The story of quinine, in many ways, is about science triumphing over disease. For most of its lifetime in the globalised colonial world, it was a real wonder drug that worked, despite there being no accurate understanding at the time of how it worked.
But its history is also tied to power, racism, and greed. Its use went hand in hand with colonial theories of sanitisation—which in turn led to racist depictions of “clean” and “unclean” races not dissimilar to the hateful rhetoric surrounding the East Asian diaspora in the wake of the pandemic. In colonial India, for example, nascent epidemiological programs to combat cholera and malaria blamed the “apathy, fatalism, and resentment of interference” of the “uneducated masses” for their proliferation rather than the real causes: a paucity of resources and lack of medical understanding on the part of the coloniser.
The story of its production and popularisation is also a stark reminder that, though scientists have always experimented with alternative applications of quinine, businessmen and politicians who overstate its efficiency were more concerned with political and economic profits than actual public good. The success of the US government’s threats towards India to provide it with hydroxychloroquine tablets last month, for example, have seemingly set the contours for a new type of pandemic-related diplomacy: one where political pressure, rather than scientific advice, dictates medical exports.
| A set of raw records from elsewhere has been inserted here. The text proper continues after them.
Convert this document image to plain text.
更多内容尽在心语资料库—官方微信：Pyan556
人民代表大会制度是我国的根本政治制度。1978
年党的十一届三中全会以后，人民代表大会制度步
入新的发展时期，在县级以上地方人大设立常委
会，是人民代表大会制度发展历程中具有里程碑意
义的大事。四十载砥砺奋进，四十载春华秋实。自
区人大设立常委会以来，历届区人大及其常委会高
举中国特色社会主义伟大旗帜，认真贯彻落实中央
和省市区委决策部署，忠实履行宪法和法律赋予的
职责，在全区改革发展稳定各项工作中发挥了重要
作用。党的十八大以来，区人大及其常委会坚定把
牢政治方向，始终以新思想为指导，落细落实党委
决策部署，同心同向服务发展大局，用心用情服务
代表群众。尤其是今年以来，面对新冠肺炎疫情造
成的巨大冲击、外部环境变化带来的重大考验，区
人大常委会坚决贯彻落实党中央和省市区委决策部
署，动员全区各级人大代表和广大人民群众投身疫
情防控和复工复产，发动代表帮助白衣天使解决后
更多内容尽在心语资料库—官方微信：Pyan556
Brazil’s rightwing president Jair Bolsonaro’s advocacy of a 19th-century treatment for a 21st-century problem has resulted in the country becoming the ground zero for the coronavirus in Latin America.
As we continue to try and make sense of COVID-19, perhaps this is the greatest lesson we can learn from the medicinal wonder from the Andes. Our current situation, with its medical marvels, greater understanding of infection rates, supply of antibiotics and antivirals, and global communication networks is a vastly different one to that of 1918, save for one respect: people are terribly afraid.
And when leaders put politics above medical advice in that context, there are severe consequences.